Alors que l’économie chute dramatiquement, avec notamment une perte de 18% du PIB en $US nominal, entre 2010 et 2019, avec l’explosion de la dette publique et avec la paupérisation galopante, le parti Ennahdha multiplie les tergiversations et insiste pour reconstruire le même type de consensus, qu’il a appliqué entre 2012 et 2014, alors qu’il avait la majorité et plein pouvoir, ou encore entre 2015 et 2019, en renonçant à son leadership de l’opposition, préférant faire patte blanche pour se faufiler petitement dans les rangs du pouvoir, toujours par le truchement du «consensus», au grand regret des démocrates en Tunisie.
De toute évidence, le consensus au sens «nahdhaoui» fait table rase des valeurs démocratiques et programmes politiques défendus par les partis lors de leurs campagnes électorales. Ce type de consensus ne s’élabore pas sur la base de programmes et d’objectifs quantifiables à atteindre, avec des leviers d’une gouvernance optimisée par le jeu de la compétition entre partis au pouvoir et partis de l’opposition. Mais, il se base sur une «gestuelle» électoraliste et tourne à vide pour bloquer systématiquement les réformes structurelles, pour gouverner avec un fatalisme céleste basé sur toujours plus d’inchallahs que sur des prévisions et des instruments affûtés pour augmenter le pouvoir d’achat et créer la prospérité, tant souhaitée par la Tunisie post-2011.
Pour de nombreux observateurs internationaux, faire perdurer ce type de consensualisme, factice et dévoyé, pour une autre mandature (2020-2024), risque de porter le coup de grâce à une économie déjà genoux et à une transition institutionnelle qui bat de l’aile.
Et cela ne semble pas sourciller, outre mesure, Ghannouchi et ses «apôtres». Pire encore, le Cheikh surfe sur les dissonances cognitives de son discours consensualiste, en alternant à gré ses deux casquettes; d’un côté celle du fondateur et président du parti religieux Ennahdha depuis quatre décennies; et de l’autre celle du président de l’Assemblée des représentants du peuple (ARP), où il trône avec tous les pouvoirs législatifs, depuis quatre mois.
En alternant les casquettes, Cheikh Ghannouchi joue à l’«illusionniste» qui veut cacher son double conflit d’intérêts : le premier consiste à présider en paix le pouvoir législatif (sans opposition pour quatre ans) et le second vise à resserrer son emprise sur son parti, et surtout étouffer dans l’œuf toutes les velléités de dissension et risques d’implosion potentiels qui menacent son parti et son leadership personnel.
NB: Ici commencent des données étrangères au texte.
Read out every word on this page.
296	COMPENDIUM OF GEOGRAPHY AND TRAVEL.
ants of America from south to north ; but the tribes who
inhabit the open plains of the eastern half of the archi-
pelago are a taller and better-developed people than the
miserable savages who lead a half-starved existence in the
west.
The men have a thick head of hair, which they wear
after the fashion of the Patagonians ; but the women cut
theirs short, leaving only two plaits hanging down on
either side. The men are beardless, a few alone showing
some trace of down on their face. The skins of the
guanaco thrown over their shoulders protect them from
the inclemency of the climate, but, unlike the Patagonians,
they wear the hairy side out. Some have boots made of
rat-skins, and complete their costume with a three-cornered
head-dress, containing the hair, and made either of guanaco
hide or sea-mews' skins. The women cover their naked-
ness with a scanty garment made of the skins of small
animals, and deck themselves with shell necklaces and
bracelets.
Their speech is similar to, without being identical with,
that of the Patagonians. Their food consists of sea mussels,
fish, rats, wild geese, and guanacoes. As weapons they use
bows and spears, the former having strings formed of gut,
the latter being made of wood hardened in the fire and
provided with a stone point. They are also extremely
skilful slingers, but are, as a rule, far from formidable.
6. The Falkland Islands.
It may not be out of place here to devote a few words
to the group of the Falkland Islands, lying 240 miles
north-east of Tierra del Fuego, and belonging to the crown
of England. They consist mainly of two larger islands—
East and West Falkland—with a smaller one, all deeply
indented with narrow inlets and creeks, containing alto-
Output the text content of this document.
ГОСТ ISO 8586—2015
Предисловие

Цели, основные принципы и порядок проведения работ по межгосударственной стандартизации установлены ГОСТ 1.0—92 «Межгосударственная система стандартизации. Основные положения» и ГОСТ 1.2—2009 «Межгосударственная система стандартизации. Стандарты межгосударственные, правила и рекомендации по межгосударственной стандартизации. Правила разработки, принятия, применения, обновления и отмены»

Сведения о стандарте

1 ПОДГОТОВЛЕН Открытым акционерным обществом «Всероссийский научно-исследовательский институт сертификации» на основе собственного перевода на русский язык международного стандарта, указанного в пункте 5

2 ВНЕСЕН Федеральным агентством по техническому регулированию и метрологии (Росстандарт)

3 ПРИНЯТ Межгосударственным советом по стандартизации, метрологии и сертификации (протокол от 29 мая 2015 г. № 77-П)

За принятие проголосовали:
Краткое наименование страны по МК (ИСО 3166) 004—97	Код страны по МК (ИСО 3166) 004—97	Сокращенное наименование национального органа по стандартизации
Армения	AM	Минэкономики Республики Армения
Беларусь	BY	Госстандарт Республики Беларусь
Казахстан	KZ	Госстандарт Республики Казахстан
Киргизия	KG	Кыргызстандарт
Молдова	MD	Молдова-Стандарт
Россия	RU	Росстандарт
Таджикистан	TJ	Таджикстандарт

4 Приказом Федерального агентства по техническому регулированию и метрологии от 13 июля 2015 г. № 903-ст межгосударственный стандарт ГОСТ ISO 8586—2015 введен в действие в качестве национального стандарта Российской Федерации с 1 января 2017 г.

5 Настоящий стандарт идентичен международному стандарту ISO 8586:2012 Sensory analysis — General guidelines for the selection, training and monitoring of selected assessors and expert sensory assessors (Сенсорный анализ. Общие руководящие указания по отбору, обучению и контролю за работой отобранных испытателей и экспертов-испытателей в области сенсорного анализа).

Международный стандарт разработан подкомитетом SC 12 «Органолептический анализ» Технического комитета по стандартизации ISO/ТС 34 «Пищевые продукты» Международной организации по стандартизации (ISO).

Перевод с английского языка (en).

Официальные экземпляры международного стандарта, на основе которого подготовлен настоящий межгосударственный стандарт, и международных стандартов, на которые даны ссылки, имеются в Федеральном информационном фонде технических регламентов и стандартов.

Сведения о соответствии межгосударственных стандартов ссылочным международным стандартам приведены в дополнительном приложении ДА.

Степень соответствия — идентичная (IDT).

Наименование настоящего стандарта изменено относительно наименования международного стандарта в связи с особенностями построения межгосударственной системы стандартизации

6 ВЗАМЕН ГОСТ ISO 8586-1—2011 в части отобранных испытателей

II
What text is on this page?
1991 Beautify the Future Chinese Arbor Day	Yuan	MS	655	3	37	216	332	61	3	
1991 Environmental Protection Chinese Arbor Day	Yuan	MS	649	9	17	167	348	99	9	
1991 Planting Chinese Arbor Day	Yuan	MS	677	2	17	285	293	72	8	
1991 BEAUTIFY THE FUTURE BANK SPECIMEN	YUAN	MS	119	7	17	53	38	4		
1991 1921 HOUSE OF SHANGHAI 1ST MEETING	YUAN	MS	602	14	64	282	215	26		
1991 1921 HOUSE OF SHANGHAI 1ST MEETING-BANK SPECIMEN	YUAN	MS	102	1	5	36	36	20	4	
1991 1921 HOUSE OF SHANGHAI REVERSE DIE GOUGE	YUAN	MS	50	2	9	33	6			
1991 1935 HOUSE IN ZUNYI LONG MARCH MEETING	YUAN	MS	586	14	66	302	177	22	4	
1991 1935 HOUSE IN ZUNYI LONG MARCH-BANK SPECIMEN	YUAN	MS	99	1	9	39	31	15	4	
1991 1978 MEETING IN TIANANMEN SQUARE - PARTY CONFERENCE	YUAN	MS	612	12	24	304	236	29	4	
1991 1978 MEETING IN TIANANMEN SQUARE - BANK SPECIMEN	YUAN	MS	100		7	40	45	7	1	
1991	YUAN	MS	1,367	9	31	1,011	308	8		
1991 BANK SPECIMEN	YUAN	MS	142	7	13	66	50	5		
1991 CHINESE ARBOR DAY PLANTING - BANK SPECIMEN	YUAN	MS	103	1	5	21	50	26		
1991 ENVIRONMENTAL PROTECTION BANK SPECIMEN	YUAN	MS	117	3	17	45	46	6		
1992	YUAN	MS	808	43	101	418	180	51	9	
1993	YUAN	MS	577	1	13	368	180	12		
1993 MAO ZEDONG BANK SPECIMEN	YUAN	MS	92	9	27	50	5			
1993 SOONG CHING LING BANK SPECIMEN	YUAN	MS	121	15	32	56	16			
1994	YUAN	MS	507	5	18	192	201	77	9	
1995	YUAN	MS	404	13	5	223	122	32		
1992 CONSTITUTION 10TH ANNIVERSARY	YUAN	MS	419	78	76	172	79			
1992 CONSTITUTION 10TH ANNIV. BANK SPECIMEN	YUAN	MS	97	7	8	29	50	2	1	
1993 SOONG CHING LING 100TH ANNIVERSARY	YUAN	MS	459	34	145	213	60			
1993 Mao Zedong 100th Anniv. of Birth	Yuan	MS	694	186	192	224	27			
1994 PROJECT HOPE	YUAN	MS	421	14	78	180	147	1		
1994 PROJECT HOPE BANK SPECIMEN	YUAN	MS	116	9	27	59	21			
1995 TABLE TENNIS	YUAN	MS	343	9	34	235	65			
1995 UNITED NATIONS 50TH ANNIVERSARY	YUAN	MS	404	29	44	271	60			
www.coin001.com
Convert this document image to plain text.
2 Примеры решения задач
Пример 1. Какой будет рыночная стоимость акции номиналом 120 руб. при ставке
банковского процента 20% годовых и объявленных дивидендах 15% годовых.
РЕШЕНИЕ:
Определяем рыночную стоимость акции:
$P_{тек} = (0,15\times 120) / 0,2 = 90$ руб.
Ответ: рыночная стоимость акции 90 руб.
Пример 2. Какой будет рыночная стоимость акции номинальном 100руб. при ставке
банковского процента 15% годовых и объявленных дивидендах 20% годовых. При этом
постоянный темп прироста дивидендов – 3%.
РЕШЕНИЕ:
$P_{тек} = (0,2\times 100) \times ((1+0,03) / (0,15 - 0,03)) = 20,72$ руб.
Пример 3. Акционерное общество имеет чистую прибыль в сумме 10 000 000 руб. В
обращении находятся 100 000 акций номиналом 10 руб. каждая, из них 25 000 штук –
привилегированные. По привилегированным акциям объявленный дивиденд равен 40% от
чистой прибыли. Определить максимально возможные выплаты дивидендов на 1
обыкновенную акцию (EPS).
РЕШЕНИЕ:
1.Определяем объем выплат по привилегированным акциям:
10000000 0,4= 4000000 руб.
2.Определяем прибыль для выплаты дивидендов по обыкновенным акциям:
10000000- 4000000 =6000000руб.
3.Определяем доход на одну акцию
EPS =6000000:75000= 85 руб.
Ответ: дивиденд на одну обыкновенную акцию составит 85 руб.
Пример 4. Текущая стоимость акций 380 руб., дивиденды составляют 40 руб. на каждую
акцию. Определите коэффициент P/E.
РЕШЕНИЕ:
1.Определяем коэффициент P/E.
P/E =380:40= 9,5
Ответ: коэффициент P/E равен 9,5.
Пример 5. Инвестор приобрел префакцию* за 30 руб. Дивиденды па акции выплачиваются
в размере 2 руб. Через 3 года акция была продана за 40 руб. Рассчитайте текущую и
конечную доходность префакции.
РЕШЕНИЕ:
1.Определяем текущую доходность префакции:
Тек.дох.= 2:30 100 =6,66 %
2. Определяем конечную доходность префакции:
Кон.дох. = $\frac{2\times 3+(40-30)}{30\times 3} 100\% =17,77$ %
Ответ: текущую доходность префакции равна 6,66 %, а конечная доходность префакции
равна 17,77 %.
Un consensualisme contreproductif
L’historique de la gouvernance de la transition démocratique en Tunisie est là pour témoigner de l’inefficacité des consensus et «feuilles de route» liées. Quasiment neuf gouvernements ont géré le pays depuis 2011, avec plus de 300 ministres, dont plus de 60% ont été choisis et imposés par Ghannouchi, toujours sous le diktat d’un consensus dévoyé et autiste face aux résultats économiques.
Les impacts économiques du consensualisme prôné par le parti Ennahdha, et par Ghannouchi particulièrement, n’ont pas fait l’objet d’études économiques sérieuses en Tunisie. À l’évidence, les Instituts gouvernementaux (INS, ITCEQ, Conseil d’analyse économique) et les centres de recherche universitaires en Tunisie n’ont pas cru bon d’aborder la causalité liant la gouvernance dite «consensuelle» de la Tunisie post-2011, et ses méfaits sur les réformes institutionnelles et économiques attendues. Un sujet trop sensible qui fait peur aux analystes de la place!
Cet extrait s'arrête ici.